At Milan Fashion Week Spring/Summer 2026, Prada presented leather sandals identical in design to the traditional Kolhapuri chappal of Maharashtra, without any acknowledgement of the Chamar artisans, one of India's indigenous and outcast tribes. The high price and the distribution of leather rings during the show to emphasise the sandal's distinctive detail sparked protests on Indian social media. Activists have long been calling on fashion houses to recognise cultural origins and share profits with local communities.

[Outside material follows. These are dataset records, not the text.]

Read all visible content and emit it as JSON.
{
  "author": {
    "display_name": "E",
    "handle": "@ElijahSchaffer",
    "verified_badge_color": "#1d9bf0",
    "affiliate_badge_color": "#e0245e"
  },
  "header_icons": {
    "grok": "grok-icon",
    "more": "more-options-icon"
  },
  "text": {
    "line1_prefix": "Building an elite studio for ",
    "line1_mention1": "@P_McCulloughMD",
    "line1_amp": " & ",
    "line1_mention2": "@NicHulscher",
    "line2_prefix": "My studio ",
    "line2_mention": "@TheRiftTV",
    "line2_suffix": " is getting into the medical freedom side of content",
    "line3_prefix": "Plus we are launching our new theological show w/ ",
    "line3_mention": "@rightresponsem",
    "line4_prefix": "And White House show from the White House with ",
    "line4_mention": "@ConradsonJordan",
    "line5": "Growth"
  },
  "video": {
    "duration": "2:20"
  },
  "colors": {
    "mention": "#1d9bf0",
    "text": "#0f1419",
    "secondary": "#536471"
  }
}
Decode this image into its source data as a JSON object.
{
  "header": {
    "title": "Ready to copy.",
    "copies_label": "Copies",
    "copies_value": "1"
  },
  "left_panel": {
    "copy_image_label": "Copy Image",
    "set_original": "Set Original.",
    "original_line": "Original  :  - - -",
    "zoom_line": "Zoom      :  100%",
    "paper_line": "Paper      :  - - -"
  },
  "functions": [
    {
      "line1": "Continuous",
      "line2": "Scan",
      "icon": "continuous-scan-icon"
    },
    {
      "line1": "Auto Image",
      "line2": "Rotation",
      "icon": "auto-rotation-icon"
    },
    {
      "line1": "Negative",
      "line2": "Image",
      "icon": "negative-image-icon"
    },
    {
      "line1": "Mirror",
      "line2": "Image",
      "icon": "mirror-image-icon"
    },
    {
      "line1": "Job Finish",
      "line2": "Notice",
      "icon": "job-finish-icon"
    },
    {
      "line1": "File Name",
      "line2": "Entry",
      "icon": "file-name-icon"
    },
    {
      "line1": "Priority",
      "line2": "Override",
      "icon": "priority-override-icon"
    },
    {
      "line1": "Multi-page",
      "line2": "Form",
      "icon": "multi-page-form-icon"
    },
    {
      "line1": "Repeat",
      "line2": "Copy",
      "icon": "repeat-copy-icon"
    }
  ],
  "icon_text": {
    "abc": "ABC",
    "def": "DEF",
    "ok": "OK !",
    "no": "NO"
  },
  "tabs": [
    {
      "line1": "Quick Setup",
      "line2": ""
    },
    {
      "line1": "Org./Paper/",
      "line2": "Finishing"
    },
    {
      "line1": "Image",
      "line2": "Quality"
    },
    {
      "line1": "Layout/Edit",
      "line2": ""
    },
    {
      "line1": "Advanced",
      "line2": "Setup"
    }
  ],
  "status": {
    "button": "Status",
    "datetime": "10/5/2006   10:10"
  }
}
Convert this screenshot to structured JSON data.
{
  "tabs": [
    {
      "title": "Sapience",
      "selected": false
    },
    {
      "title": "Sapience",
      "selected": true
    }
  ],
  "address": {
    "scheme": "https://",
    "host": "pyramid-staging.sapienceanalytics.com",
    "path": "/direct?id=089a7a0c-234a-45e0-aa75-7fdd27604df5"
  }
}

Mumbai (AsiaNews) - Luxury fashion appropriating indigenous designs is back in the spotlight: this time it is Prada that has ended up at the centre of controversy for presenting a pair of leather sandals resembling traditional ‘Kolhapuri chappal’ footwear from the Indian state of Maharashtra at Milan Fashion Week Spring/Summer 2026.

A debate immediately erupted on Indian social media: no mention was made of the origin of the design at the fashion show, nor was any acknowledgement given to the artisans who have kept this tradition alive for generations.

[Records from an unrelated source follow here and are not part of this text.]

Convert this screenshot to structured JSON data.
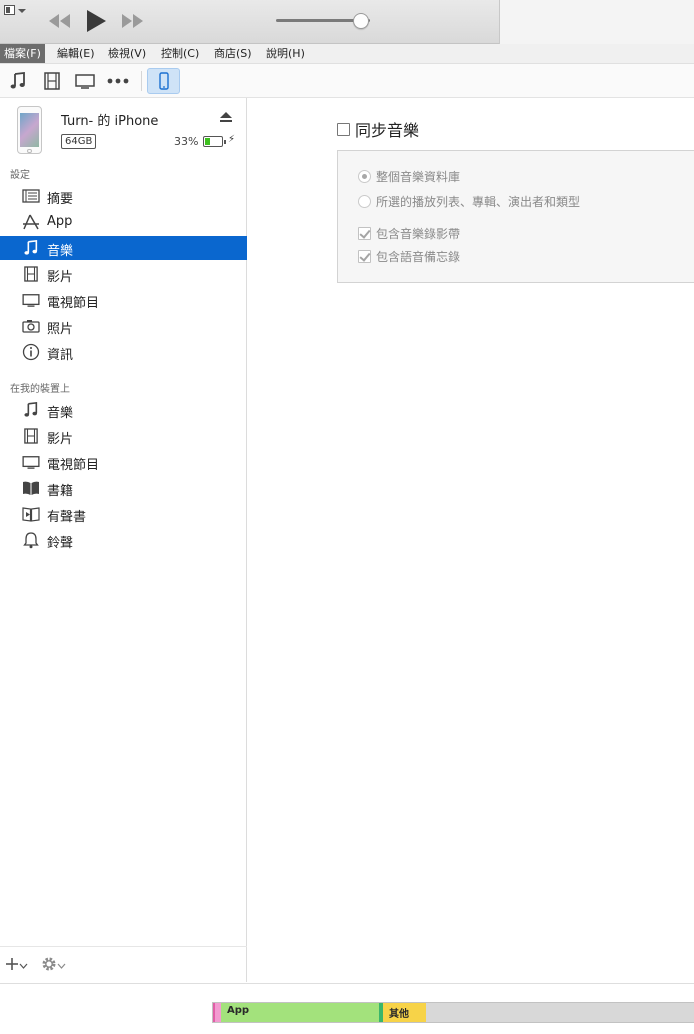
{
  "menu": {
    "items": [
      {
        "label": "檔案(F)",
        "active": true
      },
      {
        "label": "編輯(E)",
        "active": false
      },
      {
        "label": "檢視(V)",
        "active": false
      },
      {
        "label": "控制(C)",
        "active": false
      },
      {
        "label": "商店(S)",
        "active": false
      },
      {
        "label": "說明(H)",
        "active": false
      }
    ]
  },
  "player": {
    "volume_fraction": 0.9,
    "icons": [
      "rewind-icon",
      "play-icon",
      "fast-forward-icon"
    ]
  },
  "media_toolbar": {
    "icons": [
      "music-note-icon",
      "film-icon",
      "tv-icon",
      "more-dots-icon",
      "iphone-icon"
    ]
  },
  "device": {
    "name": "Turn- 的 iPhone",
    "capacity": "64GB",
    "battery_percent_text": "33%",
    "battery_fraction": 0.33,
    "charging_glyph": "⚡"
  },
  "sidebar": {
    "settings_title": "設定",
    "settings_items": [
      {
        "label": "摘要",
        "icon": "summary-list-icon",
        "selected": false
      },
      {
        "label": "App",
        "icon": "app-store-icon",
        "selected": false
      },
      {
        "label": "音樂",
        "icon": "music-note-icon",
        "selected": true
      },
      {
        "label": "影片",
        "icon": "film-icon",
        "selected": false
      },
      {
        "label": "電視節目",
        "icon": "tv-icon",
        "selected": false
      },
      {
        "label": "照片",
        "icon": "camera-icon",
        "selected": false
      },
      {
        "label": "資訊",
        "icon": "info-icon",
        "selected": false
      }
    ],
    "device_title": "在我的裝置上",
    "device_items": [
      {
        "label": "音樂",
        "icon": "music-note-icon"
      },
      {
        "label": "影片",
        "icon": "film-icon"
      },
      {
        "label": "電視節目",
        "icon": "tv-icon"
      },
      {
        "label": "書籍",
        "icon": "book-icon"
      },
      {
        "label": "有聲書",
        "icon": "audiobook-icon"
      },
      {
        "label": "鈴聲",
        "icon": "bell-icon"
      }
    ]
  },
  "main": {
    "sync_label": "同步音樂",
    "sync_checked": false,
    "options": {
      "entire_library": "整個音樂資料庫",
      "selected_items": "所選的播放列表、專輯、演出者和類型",
      "include_videos": "包含音樂錄影帶",
      "include_voice_memos": "包含語音備忘錄"
    }
  },
  "storage_bar": {
    "segments": [
      {
        "label": "",
        "color": "#e05fa6",
        "fraction": 0.004
      },
      {
        "label": "",
        "color": "#f39bd1",
        "fraction": 0.012
      },
      {
        "label": "App",
        "color": "#a3e27c",
        "fraction": 0.33
      },
      {
        "label": "",
        "color": "#3ab66b",
        "fraction": 0.008
      },
      {
        "label": "其他",
        "color": "#f7d348",
        "fraction": 0.09
      },
      {
        "label": "",
        "color": "#d8d8d8",
        "fraction": 0.556
      }
    ]
  }
}
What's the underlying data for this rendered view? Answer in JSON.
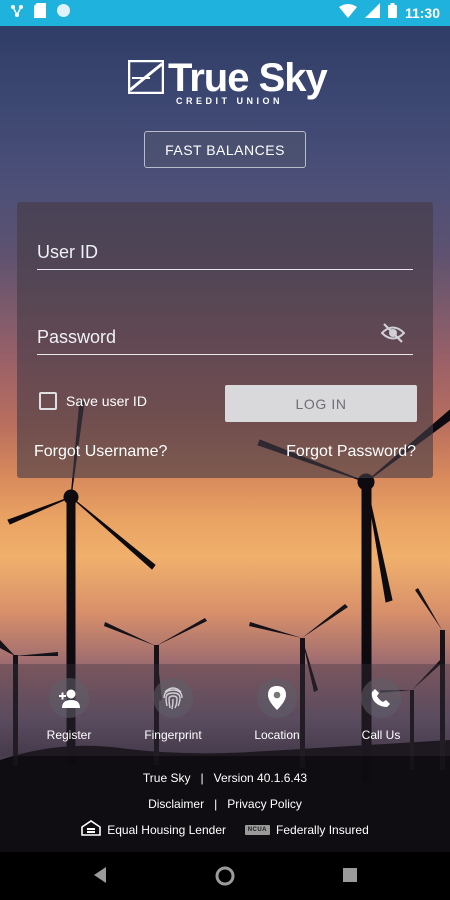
{
  "status_bar": {
    "time": "11:30",
    "left_icons": [
      "network-share-icon",
      "sd-card-icon",
      "circle-notification-icon"
    ],
    "right_icons": [
      "wifi-icon",
      "cell-signal-icon",
      "battery-icon"
    ],
    "color": "#1fb2dc"
  },
  "brand": {
    "name": "True Sky",
    "tagline": "CREDIT UNION",
    "trademark": "™"
  },
  "fast_balances_label": "FAST BALANCES",
  "login": {
    "user_id_placeholder": "User ID",
    "password_placeholder": "Password",
    "save_user_id_label": "Save user ID",
    "login_button_label": "LOG IN",
    "forgot_username": "Forgot Username?",
    "forgot_password": "Forgot Password?",
    "save_user_checked": false
  },
  "actions": [
    {
      "label": "Register",
      "icon": "person-add-icon"
    },
    {
      "label": "Fingerprint",
      "icon": "fingerprint-icon"
    },
    {
      "label": "Location",
      "icon": "location-pin-icon"
    },
    {
      "label": "Call Us",
      "icon": "phone-icon"
    }
  ],
  "footer": {
    "app_name": "True Sky",
    "separator": "|",
    "version": "Version 40.1.6.43",
    "disclaimer": "Disclaimer",
    "privacy": "Privacy Policy",
    "equal_housing": "Equal Housing Lender",
    "ncua": "NCUA",
    "insured": "Federally Insured"
  },
  "nav": [
    "back-icon",
    "home-icon",
    "recents-icon"
  ]
}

The sandals, which bear no reference to India, were featured in at least seven of the 56 looks on the catwalk. Characterised by their leather construction, thin straps and typical toe ring, they are available on the market at prices of up to €1,300. The fashion house, led by Miuccia Prada and Raf Simons, even distributed symbolic leather rings during the event to highlight this detail.

The reaction on social media was immediate. One user wrote on X: “Prada is selling Kolhapuri chappals for ₹1.2 lakh. These shoes, part of Maharashtra's heritage, can be found in Kolhapur markets for ₹300–₹1500. Prada puts its logo on them, calls them 'leather sandals” and erases their cultural roots. It's not luxury, it's theft.'

Another pointed out: “This design was stolen from the Chamar community in India, who have been making them by hand for generations. No credit. No recognition. Just cultural appropriation masquerading as a luxury brand.”

Similar incidents have prompted more voices to call for big brands to not only acknowledge the origins of traditional designs, but also share some of the profits with the artisans who produce the original products.

The Chamar are one of many indigenous Dalit groups that fall under the Scheduled Caste and Tribes, the aboriginal peoples recognised by the Indian Constitution. They live mainly in northern India and traditionally work in tanneries (their name derives from the Sanskrit “charmakara”, meaning leather worker), a humble occupation that the upper castes in India do not engage in to avoid contact with dead animals.

In fact, the Chamar people of the Dharavi slums in Mumbai have created their own brand: in 2018, Sudheer Rajbhar founded Chamar Studio, a sustainable brand that brings together the work of local artisans. Their bags are priced between £20 and £75. In recent months, Rahul Gandhi, leader of the Congress, India's main opposition party, visited the workshop to tell its success story.